O Segredo, e outras ideias sobre pensamento positivo, baseiam-se na ideia de que ao termos pensamentos positivos e ao darmo-nos bem com toda a gente, atraímos magicamente energias semelhantes para o nosso corpo. Mas será preciso uma explicação mágico-energética para um fenómeno tão óbvio? Claro que se eu andar pela rua a maltratar e esmurrar todas as pessoas que encontro, incluindo família e amigos, toda a gente me vai responder na mesma moeda; mas se for simpático e tratar melhor as pessoas, terei mais probabilidades que as outras pessoas sejam simpáticas para comigo.

Isto resulta até certo ponto, porque a partir do momento em que deixamos o domínio das outras pessoas e daquilo que pode realmente “responder” aos estímulos que recebem da minha parte, entramos no campo da demência. Se eu pensar positivamente em relação a ganhar a lotaria, será razoável pensar que tenho mais probabilidades de ser premiado? (e aqui levanta outra questão curiosa: e se TODA a gente pensar positivamente que vai ganhar a lotaria ao mesmo tempo? Como é, o Universo escolhe quem ganha e quem perde?) Se eu quiser mesmo mesmo mesmo ter um carro desportivo, será que o vou receber? O universo dá carros desportivos assim, desta maneira? Se eu tiver a certeza no meu coração que vou arranjar um emprego maravilhoso, será que vou mesmo? Provavelmente, mas ainda resultará melhor se eu comprar mais bilhetes da lotaria, ou poupar para comprar o carro, ou for à entrevista de emprego com um currículo impressionante.
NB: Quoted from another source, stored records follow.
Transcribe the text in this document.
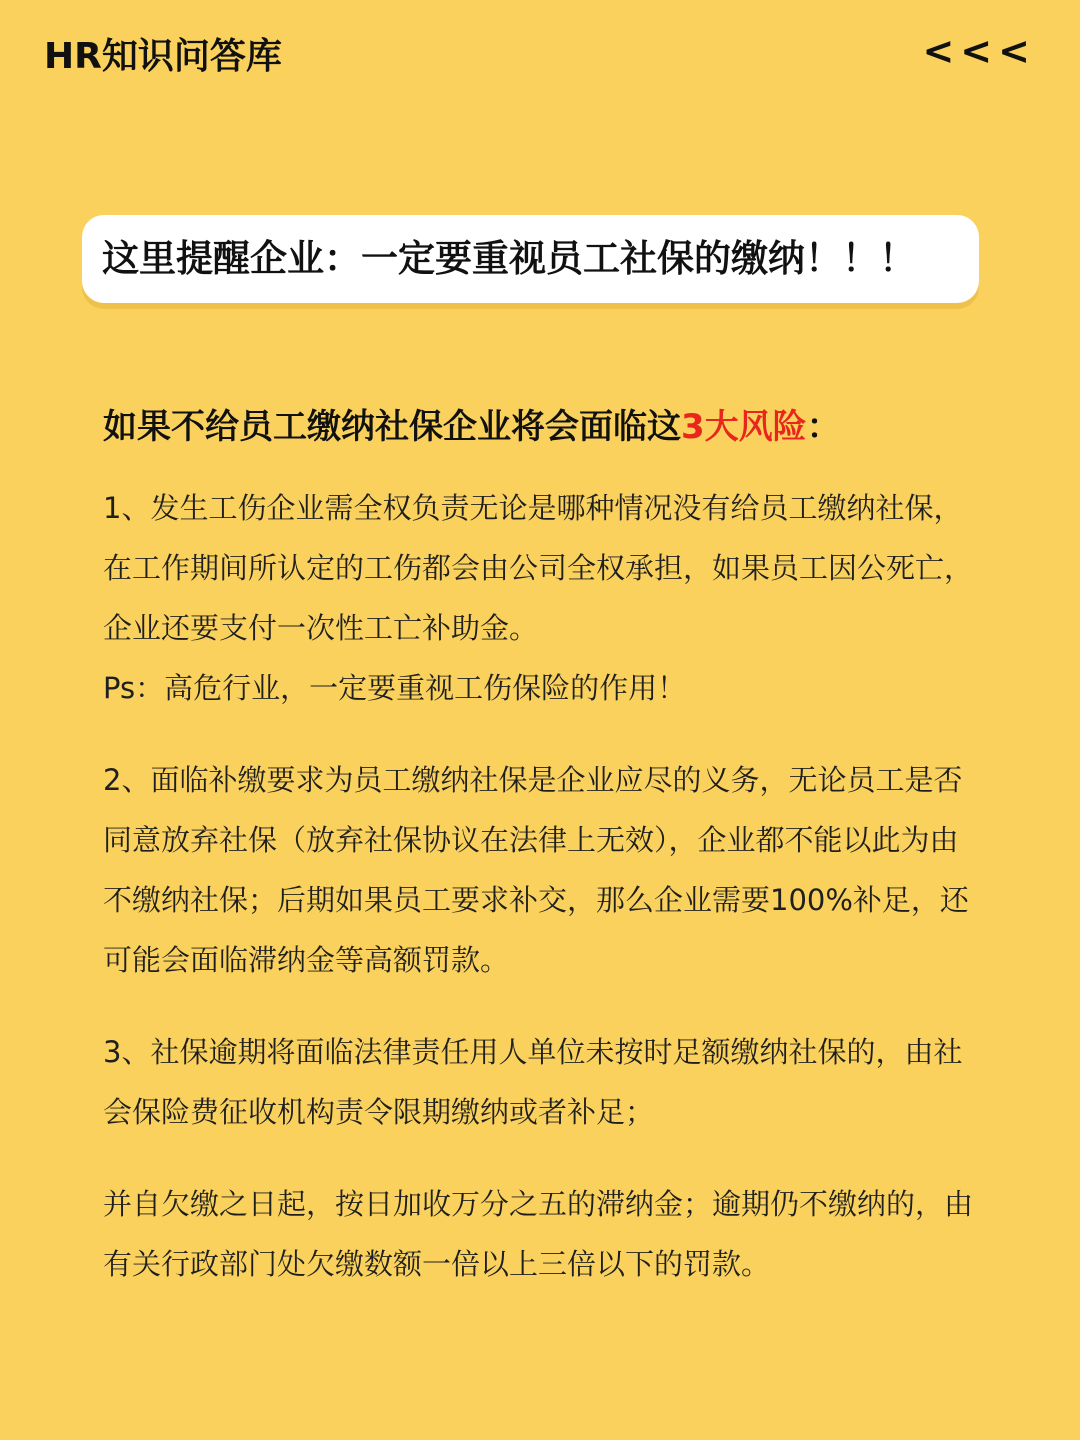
HR知识问答库	<<<
这里提醒企业：一定要重视员工社保的缴纳！！！
如果不给员工缴纳社保企业将会面临这3大风险：

1、发生工伤企业需全权负责无论是哪种情况没有给员工缴纳社保，

在工作期间所认定的工伤都会由公司全权承担，如果员工因公死亡，

企业还要支付一次性工亡补助金。

Ps：高危行业，一定要重视工伤保险的作用！

2、面临补缴要求为员工缴纳社保是企业应尽的义务，无论员工是否

同意放弃社保（放弃社保协议在法律上无效），企业都不能以此为由

不缴纳社保；后期如果员工要求补交，那么企业需要100%补足，还

可能会面临滞纳金等高额罚款。

3、社保逾期将面临法律责任用人单位未按时足额缴纳社保的，由社

会保险费征收机构责令限期缴纳或者补足；

并自欠缴之日起，按日加收万分之五的滞纳金；逾期仍不缴纳的，由

有关行政部门处欠缴数额一倍以上三倍以下的罚款。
Não há nenhum poder universal e cósmico a reinar o Universo, muito menos a controlar se ganhamos o carro que queremos ou não. Há sim, da nossa parte, uma predisposição para trabalhar mais e melhor ou atingir um melhor desempenho quando o que está em jogo são coisas que queremos ou gostamos mais.

Mas como ninguém percebe isto, culpam O Segredo e outro tipo de programas e teorias das leis da atracção e dos pensamentos positivos, porque até parece fazer sentido. É o mesmo truque de igrejas como a IURD, que publicitam a sua mensagem utilizando comoventes casos de vidas transformadas para melhor pelo poder de Jesus. “Agora tenho uma casa própria, um emprego e o meu filho já não me bate” é apenas um exemplo. Tenho uma dor de cabeça. Se eu tomar uma aspirina e ao mesmo tempo rezar ou utilizar o meu pensamento positivo para acreditar no meu coração que a minha dor de cabeça vai ficar curada, o que curou a minha dor de cabeça? A aspirina ou as energias cósmicas do pensamento positivo?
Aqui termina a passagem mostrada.